His habit of greeting viewers on a weekly basis with promises of footballing feasts and fireworks appeared to culminate the weekend previously with his introduction of one of the "finest ever" MOTDs. Which meant that on the day that 41 goals were scored in eight games, including the Newcastle v Arsenal, Wigan v Blackburn and Everton v Blackpool hulas, Lineker actually greeted his television audience at 10.30 in the evening looking a bit sheepish.
Like the presenter who cried football "wolf", he explained that he was experiencing difficulty prefacing tonight's Match of the Day as the "finest ever" because he had already used that description last week. Although he really did think that this week's was the finest ever. Gary was experiencing the same internal struggle of the critic who, in his fury to be quoted on the theatre's frontage, describes An evening with Neil Morrissey as the "must-see show of the year" at the beginning of March and is left with nothing in the lying exaggeration locker for the rest of the year. Well, perhaps this will teach Lineker to become a bit more old-school BBC in future and restrain himself to adjectives such as "diverting" or "noteworthy" when welcoming us each week.
One of the more depressing phenomena of modern living, besides glacial thaw and exposure to mobile phone sales staff, is the local television news experience. The whole local news thing is deadening, of course, but in particular the apparent necessity for the newscaster to include a jocular word or phrase in the lead into an item: "Food for thought at the Carhampton Help For Heroes meat raffle", for example, or "Matt Wingate brushes up his skills on a watercolour weekend in Chipping Norton". But even a lifetime of this common-touch drivel cannot prepare one for the kind of amateur word sorcery attempted by Dan Walker on Football Focus.
When linking to Steve Wilson at St James' Park on the morning of the Arsenal game, Dan asked: "Will Newcastle miss their sweet Carroll Nine?" He tried to make it sound natural, like a man caught kissing a cocker spaniel might try to pass it off as affectionate fun, but Wilson is a properly natural man by the look of him and this sure as hell didn't sound to him like the kind of thing one man says to another man in public. He laughed of course – he had to.

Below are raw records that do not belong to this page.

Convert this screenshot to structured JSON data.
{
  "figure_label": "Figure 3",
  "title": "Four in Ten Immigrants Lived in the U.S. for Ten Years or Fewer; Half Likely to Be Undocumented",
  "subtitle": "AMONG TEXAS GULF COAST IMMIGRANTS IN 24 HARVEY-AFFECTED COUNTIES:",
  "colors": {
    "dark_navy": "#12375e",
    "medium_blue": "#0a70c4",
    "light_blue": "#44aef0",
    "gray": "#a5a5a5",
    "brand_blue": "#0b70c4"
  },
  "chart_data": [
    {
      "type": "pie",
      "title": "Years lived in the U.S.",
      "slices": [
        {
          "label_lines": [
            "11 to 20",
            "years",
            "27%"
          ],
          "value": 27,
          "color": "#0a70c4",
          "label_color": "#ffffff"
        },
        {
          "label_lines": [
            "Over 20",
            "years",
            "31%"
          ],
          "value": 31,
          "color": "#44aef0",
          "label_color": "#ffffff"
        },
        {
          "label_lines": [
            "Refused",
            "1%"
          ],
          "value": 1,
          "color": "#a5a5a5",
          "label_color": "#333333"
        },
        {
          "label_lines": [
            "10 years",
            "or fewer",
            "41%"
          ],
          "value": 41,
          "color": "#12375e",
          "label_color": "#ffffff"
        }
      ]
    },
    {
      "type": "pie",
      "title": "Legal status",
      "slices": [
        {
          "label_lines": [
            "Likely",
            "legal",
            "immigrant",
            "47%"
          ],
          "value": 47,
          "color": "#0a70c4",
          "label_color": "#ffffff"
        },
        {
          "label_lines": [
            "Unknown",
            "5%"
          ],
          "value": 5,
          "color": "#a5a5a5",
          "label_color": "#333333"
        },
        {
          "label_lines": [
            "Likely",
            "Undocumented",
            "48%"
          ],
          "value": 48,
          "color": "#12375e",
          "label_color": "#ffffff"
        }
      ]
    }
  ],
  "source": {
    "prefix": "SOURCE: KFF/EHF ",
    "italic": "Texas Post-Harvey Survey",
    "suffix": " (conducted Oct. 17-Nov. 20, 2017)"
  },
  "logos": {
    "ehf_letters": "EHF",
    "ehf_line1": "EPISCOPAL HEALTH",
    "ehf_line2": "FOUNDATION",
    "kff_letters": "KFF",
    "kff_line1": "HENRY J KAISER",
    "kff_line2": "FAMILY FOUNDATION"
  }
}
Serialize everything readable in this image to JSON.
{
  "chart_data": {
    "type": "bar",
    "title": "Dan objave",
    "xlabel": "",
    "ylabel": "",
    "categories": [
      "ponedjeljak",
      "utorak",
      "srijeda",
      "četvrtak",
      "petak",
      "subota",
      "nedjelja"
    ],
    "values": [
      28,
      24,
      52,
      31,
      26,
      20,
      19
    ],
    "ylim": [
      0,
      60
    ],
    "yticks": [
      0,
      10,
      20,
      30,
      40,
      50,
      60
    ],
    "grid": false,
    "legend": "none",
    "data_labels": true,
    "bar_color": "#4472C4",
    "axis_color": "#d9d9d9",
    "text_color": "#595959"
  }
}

But it was the laugh of someone who is going to ask for an explanation as soon as he can get to a phone. What unearthly congress gave birth to this line? What doting television hag reared it through sickly infancy into maturity and then what wild-eyed BBC Frankenstein coaxed it into the final script? How can man inflict such inhumanity on man before lunch?

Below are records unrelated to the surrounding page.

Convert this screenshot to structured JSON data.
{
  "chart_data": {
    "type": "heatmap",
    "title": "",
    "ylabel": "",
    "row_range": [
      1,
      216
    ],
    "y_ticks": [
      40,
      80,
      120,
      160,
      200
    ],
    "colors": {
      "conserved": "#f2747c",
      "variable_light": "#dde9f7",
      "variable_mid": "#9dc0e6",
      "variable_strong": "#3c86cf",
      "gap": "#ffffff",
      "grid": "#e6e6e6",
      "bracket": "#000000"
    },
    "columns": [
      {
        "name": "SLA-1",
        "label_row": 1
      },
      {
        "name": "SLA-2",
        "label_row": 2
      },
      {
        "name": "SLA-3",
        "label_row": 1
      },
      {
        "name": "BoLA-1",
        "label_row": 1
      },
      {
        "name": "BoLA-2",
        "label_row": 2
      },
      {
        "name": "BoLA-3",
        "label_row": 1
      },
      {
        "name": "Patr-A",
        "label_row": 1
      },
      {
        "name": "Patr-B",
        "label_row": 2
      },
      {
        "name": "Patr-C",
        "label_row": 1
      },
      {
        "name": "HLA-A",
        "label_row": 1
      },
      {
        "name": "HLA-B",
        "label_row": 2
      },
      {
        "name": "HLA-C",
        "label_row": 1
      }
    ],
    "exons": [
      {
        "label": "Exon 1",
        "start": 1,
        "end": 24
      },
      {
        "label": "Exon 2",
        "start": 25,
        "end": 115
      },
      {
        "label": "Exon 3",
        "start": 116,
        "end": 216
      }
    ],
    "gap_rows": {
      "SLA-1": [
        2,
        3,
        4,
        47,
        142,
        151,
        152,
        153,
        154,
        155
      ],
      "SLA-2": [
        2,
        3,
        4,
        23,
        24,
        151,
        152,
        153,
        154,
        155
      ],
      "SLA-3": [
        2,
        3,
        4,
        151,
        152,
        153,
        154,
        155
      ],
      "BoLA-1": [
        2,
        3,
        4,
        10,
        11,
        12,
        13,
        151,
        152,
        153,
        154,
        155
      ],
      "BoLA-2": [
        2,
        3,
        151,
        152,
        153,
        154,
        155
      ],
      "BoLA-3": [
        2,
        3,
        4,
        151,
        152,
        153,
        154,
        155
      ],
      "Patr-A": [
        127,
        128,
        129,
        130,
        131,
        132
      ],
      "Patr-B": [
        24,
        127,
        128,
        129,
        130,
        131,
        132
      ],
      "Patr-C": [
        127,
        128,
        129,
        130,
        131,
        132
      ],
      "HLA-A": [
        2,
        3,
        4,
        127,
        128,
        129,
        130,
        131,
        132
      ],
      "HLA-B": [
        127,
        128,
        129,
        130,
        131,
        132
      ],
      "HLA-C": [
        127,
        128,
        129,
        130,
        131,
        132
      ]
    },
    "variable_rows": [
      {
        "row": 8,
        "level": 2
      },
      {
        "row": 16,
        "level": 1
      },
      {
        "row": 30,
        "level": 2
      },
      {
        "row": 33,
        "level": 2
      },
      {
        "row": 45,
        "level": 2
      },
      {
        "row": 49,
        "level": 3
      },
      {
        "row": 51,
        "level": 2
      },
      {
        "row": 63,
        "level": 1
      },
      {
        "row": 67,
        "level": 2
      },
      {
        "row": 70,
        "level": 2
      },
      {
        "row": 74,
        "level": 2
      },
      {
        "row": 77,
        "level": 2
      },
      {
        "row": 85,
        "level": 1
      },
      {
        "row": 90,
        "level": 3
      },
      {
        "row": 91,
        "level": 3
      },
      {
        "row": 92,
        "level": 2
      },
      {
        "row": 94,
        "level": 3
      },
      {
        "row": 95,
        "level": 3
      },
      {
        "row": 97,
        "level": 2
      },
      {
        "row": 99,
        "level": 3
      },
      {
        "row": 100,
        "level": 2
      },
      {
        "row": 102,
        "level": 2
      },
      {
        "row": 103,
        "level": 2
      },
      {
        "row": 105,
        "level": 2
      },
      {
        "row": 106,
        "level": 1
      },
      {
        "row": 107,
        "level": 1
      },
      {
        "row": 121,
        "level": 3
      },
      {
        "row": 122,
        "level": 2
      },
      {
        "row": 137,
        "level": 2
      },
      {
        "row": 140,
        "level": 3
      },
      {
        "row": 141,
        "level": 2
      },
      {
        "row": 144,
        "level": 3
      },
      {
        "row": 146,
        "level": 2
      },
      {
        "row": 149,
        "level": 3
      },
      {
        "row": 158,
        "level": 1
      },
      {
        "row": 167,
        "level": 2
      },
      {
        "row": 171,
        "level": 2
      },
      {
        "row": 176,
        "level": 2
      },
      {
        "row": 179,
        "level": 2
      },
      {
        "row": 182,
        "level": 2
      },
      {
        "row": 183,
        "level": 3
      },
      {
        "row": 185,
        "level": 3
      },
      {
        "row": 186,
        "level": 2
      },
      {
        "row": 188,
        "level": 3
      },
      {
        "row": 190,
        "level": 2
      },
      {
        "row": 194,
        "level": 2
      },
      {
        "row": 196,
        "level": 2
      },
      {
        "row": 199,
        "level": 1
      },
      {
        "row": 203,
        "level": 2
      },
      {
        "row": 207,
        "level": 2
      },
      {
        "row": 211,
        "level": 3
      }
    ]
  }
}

The Arsenal v Barcelona Champions League first leg gave us another chance to view one of the latest additions to the football community – the penalty area official, or Special Community Referee Officer or whatever is the correct title. Whenever play approached a penalty area, this shy figure suddenly appeared, darting startled back towards the perimeter, then, growing a little more brave, bobbing back up to peer at the action in a winningly diffident manner. The body language and behaviour was that of a fringe participant not as yet entirely accepted or perfectly assimilated into the game, rather like Jim Rosenthal.

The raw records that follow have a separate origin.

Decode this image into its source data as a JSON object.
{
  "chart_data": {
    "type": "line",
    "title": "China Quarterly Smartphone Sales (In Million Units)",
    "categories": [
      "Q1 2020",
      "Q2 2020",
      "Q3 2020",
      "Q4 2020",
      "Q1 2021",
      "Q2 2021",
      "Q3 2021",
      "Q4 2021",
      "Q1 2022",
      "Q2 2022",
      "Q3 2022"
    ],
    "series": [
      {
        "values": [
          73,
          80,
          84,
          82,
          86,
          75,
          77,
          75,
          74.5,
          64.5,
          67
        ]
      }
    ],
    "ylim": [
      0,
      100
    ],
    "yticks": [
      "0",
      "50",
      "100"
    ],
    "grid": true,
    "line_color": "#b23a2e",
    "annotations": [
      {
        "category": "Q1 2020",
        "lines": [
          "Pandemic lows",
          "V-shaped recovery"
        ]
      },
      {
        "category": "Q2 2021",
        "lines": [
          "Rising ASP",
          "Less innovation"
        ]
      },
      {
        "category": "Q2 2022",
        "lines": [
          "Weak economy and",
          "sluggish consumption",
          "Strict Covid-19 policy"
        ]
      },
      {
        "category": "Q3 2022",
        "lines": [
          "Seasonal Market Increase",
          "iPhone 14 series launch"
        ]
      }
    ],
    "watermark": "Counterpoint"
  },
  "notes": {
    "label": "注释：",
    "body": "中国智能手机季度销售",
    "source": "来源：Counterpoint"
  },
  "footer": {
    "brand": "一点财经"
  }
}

One was reminded of a chap at his wife's work function who hovers around the edge of a group, manfully maintaining an approachable smile in case one of her colleagues finally remembers he is present. We should enjoy this frailly beautiful creature while it retains its modesty and innocence. Too soon it will be given a proper kit and name, and become part of the establishment machine. The next thing you know it will be demanding respect.